Abstract
Background—Many studies have reported that women who survive stroke have less favorable outcomes
than men in the use of rtPA, while others reported worse outcomes in men than women. The gender difference in the exclusion criteria in a diabetic stroke population is not fully understood. This issue was investigated in this study.
Method—In a diabetic stroke population from a stroke registry of data collected between January 2010 to
June 30, 2016, the gender difference was determined using demographics and clinical factors. Comparison
was determined using univariate analysis while multivariable model was used to adjust for the effect of
confounding variables.
Results—In a diabetic stroke population of 439 patients, more females were excluded than males (P <
0.0001, OR = 2.323). The male exclusion was associated with atrial fibrillation (P = 0.011, OR = 3.697),
carotid artery stenosis (P = 0.023, OR = 5.001), and cholesterol reducer (P = 0.037, OR = 0.409). In the
female diabetic stroke population, exclusion from rtPA therapy was associated with language disturbances
(P = 0.039, OR = 0.372), history of previous stroke (P = 0.005, OR = 3.276), antihypertensive medication
use (P = 0.013, OR = 0.163), and antidiabetic medication use (P = 0.031, OR = 0.324).

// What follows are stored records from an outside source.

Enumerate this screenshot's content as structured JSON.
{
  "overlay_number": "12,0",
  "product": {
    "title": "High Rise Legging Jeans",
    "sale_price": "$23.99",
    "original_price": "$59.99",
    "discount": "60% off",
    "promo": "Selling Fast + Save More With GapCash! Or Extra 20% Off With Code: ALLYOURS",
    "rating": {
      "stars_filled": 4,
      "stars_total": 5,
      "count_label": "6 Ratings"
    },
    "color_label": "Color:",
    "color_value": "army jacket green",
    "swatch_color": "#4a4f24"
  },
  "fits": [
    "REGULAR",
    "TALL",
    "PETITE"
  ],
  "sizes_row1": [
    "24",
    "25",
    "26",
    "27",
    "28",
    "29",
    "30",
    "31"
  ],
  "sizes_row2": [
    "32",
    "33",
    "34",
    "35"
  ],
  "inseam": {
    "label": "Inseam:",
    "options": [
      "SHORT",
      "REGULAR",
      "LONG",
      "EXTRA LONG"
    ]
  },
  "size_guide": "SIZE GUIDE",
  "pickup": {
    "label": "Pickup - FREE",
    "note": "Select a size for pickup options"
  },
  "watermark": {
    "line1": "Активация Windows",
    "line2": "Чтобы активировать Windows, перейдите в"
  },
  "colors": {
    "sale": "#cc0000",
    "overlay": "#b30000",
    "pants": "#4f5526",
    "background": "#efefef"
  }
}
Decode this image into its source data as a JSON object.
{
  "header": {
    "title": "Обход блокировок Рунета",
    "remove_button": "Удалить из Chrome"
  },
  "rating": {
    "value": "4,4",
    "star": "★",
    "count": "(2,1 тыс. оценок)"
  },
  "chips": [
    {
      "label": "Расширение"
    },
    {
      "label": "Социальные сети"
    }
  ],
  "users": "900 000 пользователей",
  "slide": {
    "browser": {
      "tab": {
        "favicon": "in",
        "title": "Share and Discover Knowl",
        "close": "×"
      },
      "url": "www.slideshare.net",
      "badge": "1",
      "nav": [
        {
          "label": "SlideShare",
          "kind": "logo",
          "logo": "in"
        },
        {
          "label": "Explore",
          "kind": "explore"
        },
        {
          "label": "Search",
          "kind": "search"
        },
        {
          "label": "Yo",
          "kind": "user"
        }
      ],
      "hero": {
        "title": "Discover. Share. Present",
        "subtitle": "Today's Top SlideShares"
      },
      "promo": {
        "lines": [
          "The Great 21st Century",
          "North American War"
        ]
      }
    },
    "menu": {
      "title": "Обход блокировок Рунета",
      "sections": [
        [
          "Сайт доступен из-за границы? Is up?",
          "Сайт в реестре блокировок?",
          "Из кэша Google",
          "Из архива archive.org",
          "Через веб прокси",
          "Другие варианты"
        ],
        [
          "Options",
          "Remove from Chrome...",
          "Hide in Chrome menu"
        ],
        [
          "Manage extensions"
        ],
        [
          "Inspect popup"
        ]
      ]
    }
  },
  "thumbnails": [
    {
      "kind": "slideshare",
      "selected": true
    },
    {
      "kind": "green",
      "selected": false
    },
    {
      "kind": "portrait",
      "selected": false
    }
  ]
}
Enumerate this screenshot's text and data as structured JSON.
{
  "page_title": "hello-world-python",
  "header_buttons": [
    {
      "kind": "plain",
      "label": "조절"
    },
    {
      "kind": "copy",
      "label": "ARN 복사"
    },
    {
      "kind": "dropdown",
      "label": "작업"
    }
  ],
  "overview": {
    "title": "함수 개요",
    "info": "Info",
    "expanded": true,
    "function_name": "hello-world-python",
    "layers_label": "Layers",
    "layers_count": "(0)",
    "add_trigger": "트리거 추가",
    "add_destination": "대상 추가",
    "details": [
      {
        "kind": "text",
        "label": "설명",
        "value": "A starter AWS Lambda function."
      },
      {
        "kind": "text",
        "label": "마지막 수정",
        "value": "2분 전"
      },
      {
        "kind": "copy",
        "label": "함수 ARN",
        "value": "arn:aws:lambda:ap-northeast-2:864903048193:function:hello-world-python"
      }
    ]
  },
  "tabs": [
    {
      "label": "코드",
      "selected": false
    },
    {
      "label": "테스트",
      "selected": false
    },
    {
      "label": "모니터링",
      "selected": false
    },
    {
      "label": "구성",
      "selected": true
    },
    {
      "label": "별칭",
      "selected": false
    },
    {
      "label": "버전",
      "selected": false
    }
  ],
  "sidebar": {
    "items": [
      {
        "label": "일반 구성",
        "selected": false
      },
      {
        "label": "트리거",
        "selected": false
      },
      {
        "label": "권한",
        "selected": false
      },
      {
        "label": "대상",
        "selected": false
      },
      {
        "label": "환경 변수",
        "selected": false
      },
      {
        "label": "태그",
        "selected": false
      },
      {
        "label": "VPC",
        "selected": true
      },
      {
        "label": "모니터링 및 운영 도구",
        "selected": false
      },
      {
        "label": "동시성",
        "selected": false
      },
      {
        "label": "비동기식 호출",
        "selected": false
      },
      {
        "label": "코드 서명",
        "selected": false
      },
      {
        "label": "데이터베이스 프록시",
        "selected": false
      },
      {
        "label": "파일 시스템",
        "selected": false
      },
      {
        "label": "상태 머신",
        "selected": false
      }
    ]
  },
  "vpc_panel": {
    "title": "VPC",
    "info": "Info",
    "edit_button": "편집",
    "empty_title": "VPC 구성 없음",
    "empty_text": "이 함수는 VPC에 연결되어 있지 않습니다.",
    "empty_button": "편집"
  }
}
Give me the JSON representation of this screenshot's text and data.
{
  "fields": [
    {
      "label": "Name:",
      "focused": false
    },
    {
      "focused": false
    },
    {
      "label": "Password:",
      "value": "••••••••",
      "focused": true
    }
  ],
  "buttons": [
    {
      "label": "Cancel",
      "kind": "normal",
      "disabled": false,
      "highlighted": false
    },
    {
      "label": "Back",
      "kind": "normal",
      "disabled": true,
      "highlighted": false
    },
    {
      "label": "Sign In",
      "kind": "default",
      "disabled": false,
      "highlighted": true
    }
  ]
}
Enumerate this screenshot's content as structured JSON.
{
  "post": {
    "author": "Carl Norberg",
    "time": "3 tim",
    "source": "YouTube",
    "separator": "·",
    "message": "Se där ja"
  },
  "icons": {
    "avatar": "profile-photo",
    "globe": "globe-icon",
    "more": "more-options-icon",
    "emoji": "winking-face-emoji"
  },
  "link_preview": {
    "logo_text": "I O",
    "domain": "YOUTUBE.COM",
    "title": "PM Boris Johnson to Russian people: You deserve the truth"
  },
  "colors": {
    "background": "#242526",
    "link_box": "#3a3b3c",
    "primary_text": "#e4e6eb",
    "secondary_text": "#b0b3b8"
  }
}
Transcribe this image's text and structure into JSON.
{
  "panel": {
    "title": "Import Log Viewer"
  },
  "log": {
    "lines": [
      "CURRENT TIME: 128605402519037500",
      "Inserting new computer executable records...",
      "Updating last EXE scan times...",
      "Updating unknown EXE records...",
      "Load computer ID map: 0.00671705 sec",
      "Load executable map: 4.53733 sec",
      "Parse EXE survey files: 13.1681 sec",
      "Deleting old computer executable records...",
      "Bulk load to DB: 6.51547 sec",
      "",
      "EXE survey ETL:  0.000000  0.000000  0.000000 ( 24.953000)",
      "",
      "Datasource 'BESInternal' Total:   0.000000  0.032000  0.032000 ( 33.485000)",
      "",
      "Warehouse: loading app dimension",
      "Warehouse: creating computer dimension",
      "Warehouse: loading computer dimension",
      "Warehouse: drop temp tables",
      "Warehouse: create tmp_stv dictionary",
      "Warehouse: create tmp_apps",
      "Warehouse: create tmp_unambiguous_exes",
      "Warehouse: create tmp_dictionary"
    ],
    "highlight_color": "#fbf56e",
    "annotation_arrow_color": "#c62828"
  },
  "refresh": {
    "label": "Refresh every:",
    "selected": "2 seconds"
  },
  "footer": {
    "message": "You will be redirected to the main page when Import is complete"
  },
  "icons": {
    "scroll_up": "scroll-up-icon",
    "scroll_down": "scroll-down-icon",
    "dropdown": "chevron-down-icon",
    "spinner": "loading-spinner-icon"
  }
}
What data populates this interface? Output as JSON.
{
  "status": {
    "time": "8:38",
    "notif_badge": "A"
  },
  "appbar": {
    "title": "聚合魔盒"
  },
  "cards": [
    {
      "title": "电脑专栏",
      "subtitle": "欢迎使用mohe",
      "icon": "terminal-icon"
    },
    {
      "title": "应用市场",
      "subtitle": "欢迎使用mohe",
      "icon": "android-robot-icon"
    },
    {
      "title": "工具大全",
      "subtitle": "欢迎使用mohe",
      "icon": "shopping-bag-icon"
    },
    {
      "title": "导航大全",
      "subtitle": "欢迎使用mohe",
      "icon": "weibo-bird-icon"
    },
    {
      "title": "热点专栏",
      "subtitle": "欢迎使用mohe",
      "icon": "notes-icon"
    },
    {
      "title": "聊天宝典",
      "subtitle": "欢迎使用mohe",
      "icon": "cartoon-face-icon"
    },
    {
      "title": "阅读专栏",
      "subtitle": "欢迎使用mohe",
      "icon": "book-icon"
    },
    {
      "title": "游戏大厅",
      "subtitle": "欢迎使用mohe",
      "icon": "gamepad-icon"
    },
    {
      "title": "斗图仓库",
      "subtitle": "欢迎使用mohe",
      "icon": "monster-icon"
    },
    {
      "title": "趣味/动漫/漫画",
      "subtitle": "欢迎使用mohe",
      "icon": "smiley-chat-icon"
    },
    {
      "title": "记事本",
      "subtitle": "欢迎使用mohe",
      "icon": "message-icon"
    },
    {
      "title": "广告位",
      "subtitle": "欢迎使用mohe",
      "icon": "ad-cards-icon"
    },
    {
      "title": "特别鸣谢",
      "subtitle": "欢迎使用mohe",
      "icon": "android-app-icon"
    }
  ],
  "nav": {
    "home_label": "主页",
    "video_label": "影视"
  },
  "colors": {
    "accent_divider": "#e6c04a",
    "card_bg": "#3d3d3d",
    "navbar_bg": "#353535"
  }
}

Conclusion—In a stroke population, women have a worse outcome than men in an untreated acute ischemic stroke population, but when treated there is no significant difference, suggesting a better treatment outcome for women compared to men. In a diabetic stroke population, the clinical variables for the exclusion
criteria for women and men are significantly different, even after adjustment for confounding variables.